Synthetic plastics were invented at the beginning of the 20th century. Today there are hundreds of plastics or polymers, such as polyester, PVC, nylon, polyurethane, Teflon and silicone. What was a great technological invention has also become one of the greatest contemporary environmental problems.
Its production, consumption and excessive disposal contaminate nature at extreme levels and at great speed. Nowadays, this petroleum-based material is easily found anywhere on the planet.
A recent study showed the existence of microplastics in the global food chain, present in the oceans and in the air we breathe.
The exhibition "Natureza Plástica", by artist Eduardo Srur, was entirely conceived with plastic bags. The same material that society discards was reused in reproductions of famous paintings. Srur developed an original technique, inspired by the Northeastern handicrafts of coloured sand bottles, and dedicated himself to manipulating and controlling the fragments like a painter, his language of training.

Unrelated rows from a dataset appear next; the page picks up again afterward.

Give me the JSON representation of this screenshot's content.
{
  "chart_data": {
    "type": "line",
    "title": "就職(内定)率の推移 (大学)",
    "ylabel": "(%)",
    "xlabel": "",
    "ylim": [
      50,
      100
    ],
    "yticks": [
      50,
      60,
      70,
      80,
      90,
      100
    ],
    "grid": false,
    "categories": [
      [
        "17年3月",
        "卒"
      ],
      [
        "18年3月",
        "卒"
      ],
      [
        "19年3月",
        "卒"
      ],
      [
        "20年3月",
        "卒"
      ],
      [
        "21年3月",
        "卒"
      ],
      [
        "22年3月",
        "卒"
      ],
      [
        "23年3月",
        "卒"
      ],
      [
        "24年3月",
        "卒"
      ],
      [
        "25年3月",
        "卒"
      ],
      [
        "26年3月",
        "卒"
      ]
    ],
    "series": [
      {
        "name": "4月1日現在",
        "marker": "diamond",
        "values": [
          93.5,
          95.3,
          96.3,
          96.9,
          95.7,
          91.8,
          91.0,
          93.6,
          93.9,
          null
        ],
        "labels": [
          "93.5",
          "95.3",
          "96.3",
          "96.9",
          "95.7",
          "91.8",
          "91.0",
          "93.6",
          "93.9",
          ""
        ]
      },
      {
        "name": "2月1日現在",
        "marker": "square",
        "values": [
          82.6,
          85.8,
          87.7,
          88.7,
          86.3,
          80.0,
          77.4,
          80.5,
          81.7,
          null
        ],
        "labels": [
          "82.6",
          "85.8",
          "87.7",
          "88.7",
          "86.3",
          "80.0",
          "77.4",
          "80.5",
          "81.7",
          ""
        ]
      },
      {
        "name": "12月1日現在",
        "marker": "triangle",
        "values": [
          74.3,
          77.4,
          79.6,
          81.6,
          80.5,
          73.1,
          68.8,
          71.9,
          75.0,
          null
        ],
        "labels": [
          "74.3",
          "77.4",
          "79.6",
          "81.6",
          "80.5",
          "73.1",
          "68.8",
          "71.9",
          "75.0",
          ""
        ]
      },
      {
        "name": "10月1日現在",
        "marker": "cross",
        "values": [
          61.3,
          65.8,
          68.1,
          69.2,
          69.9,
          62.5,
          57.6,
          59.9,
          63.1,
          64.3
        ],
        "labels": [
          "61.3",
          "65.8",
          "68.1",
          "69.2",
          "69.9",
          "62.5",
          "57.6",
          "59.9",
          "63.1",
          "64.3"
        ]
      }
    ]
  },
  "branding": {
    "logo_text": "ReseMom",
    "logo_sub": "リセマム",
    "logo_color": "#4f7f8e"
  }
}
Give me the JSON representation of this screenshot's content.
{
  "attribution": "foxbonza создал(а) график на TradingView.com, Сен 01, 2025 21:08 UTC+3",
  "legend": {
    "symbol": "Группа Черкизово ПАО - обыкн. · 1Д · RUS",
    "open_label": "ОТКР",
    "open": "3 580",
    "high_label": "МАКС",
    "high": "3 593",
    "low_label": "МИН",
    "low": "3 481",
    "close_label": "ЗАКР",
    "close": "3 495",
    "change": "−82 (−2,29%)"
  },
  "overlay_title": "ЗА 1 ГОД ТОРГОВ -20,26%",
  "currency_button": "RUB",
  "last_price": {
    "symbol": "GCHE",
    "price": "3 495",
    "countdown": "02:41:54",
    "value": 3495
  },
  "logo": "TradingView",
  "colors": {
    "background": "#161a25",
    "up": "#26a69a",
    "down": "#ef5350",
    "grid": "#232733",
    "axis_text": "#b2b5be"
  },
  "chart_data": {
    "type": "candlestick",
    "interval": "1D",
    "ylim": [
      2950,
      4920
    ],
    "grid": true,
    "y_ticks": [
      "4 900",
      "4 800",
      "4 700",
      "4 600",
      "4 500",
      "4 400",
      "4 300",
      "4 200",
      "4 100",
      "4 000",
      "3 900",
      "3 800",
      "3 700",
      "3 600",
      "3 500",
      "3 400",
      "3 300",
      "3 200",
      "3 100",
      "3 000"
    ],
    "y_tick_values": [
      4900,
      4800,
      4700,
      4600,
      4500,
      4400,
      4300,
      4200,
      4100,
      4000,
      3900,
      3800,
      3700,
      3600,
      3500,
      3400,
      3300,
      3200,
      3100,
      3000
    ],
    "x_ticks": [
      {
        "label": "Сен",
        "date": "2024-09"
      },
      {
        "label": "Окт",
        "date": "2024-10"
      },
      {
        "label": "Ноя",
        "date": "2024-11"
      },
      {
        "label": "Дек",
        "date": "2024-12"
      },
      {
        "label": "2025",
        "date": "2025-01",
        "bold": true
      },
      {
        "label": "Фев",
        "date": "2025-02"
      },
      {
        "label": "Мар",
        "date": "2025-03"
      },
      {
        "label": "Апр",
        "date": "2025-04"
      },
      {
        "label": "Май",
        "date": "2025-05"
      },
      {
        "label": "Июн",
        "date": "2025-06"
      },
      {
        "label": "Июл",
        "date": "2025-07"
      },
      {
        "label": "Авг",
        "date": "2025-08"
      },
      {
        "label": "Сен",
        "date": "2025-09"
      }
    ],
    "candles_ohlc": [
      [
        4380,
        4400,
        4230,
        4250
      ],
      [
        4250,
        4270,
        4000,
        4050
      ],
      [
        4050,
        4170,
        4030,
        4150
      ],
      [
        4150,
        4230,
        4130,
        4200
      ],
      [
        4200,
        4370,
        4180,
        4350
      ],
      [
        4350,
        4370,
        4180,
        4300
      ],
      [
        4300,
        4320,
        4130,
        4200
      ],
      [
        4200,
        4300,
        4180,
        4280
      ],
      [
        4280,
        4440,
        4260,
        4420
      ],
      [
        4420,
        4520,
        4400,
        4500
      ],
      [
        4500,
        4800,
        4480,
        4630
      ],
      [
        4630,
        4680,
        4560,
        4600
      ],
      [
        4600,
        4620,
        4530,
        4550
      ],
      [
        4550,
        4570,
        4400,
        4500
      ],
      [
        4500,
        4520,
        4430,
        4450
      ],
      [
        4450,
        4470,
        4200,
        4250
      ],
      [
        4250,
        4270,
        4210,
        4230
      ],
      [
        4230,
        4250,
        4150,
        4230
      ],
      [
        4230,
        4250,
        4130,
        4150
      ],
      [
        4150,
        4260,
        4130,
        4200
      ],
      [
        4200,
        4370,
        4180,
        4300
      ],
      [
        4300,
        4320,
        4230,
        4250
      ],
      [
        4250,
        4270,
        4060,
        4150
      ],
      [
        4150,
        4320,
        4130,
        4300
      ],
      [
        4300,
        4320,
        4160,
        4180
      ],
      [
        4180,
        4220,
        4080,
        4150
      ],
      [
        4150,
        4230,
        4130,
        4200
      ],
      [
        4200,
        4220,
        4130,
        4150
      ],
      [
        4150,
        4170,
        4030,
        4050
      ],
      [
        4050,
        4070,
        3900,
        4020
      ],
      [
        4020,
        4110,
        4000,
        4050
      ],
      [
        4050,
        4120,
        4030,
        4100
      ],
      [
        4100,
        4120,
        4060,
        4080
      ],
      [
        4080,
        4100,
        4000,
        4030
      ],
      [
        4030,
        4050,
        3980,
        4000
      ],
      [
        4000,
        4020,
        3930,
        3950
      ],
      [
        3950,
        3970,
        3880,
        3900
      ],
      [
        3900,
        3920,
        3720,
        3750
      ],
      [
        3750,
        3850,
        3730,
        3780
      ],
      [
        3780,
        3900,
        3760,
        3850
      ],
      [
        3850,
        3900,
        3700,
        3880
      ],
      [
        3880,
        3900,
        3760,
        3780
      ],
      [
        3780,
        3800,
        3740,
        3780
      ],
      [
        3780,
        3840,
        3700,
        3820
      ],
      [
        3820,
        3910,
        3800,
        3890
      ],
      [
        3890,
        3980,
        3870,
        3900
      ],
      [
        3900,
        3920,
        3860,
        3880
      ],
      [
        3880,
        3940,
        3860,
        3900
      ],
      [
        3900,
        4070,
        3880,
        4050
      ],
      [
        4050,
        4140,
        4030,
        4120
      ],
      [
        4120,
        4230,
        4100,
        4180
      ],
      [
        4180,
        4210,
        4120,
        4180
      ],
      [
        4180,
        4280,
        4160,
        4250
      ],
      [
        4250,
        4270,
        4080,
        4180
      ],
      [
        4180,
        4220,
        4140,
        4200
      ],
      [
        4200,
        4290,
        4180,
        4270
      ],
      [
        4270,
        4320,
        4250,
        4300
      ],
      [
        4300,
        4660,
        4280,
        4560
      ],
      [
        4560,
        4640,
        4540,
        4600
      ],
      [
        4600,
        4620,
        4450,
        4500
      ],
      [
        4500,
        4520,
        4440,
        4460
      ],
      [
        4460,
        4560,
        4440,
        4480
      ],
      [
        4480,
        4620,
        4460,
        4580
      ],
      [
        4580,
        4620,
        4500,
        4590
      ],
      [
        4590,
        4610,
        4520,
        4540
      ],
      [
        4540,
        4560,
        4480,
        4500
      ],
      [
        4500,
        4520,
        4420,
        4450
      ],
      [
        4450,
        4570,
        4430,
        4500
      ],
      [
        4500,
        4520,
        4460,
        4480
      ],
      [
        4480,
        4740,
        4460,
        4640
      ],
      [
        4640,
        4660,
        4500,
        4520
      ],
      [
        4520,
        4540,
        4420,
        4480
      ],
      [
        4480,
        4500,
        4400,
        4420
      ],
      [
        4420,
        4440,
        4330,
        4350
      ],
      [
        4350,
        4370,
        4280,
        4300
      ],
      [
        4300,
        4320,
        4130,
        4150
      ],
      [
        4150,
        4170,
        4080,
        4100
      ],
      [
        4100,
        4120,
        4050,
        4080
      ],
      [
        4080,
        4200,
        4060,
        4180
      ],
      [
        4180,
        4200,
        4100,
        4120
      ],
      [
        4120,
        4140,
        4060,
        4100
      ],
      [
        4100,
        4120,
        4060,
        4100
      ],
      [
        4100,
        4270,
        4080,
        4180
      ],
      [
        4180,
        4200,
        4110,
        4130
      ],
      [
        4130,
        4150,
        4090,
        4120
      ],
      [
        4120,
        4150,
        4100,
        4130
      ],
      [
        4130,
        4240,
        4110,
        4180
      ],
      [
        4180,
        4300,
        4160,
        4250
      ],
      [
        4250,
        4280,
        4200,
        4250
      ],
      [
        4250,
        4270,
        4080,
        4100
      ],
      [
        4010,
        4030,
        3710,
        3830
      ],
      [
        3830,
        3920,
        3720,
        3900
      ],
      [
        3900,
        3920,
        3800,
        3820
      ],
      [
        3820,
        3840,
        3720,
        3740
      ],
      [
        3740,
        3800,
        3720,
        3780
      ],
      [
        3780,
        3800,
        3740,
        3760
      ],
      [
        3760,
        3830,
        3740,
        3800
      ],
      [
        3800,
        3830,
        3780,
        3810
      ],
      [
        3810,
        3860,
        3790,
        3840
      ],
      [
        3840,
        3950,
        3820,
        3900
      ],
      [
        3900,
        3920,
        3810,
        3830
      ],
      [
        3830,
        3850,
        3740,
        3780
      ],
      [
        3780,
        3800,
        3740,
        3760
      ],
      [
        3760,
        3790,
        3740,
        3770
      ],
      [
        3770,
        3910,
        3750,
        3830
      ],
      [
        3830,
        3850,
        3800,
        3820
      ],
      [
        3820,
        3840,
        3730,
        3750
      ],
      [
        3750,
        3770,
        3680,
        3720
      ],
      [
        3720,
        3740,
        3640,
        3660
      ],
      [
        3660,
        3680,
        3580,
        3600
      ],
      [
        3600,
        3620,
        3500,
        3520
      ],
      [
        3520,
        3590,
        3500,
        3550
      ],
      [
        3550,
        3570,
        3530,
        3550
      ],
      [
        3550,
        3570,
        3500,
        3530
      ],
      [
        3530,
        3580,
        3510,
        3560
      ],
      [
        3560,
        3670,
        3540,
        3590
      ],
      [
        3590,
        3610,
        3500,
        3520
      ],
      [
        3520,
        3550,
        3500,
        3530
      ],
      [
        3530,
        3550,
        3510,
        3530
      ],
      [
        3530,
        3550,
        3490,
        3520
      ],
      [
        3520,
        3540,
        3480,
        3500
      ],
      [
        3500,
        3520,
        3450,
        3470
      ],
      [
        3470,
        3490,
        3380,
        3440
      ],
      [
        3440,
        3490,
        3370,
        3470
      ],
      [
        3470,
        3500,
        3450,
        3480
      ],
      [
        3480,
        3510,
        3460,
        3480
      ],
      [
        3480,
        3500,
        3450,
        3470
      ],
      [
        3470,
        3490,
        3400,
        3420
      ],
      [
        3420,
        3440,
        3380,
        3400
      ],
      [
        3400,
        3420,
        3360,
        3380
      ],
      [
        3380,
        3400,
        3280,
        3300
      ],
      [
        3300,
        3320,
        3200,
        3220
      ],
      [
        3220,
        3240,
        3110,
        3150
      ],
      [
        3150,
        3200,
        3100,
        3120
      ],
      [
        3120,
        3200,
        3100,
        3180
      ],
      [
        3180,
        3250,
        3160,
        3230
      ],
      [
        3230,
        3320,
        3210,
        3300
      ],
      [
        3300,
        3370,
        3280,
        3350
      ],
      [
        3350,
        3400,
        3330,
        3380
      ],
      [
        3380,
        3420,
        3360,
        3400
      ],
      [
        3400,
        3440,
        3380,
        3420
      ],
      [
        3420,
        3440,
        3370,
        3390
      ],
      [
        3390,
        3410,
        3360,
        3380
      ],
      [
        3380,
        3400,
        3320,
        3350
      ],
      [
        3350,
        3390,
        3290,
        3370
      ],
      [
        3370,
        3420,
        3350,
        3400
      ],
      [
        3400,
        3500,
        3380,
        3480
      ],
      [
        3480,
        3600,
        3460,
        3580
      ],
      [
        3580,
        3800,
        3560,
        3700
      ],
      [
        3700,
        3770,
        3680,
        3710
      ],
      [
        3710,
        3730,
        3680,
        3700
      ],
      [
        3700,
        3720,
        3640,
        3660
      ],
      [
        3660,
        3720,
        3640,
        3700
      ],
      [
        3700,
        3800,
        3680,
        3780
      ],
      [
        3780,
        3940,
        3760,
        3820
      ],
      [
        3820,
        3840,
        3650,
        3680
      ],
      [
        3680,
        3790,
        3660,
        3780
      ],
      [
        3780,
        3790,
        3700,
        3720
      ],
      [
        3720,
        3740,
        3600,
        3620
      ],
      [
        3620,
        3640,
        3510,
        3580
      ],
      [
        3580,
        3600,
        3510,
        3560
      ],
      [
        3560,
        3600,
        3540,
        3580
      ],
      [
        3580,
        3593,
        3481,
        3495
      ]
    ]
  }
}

"Would these geniuses of Art history, if they were alive today, paint with paints and brushes, or would they use plastic as a source of creation?" questions Srur. "Leonardo da Vinci, Van Gogh and Monet didn't know plastic. Not as we know it today, polluting the seas, dirtying the beach, scattered in the streets and on the banks of rivers, bothering our gaze on the landscape."
Therepresentation of masterpieces of Art history that remain in humanity for hundreds of years provokes a reflection: the plastic that is currently discarded in nature will also remain for decades being part of people's everyday life. The artist's first virtual gallery is commissioned by EDP, a company that operates in all segments of the Brazilian electricity sector, and which is committed to the Sustainable Development Goals and the principles of the Global Compact.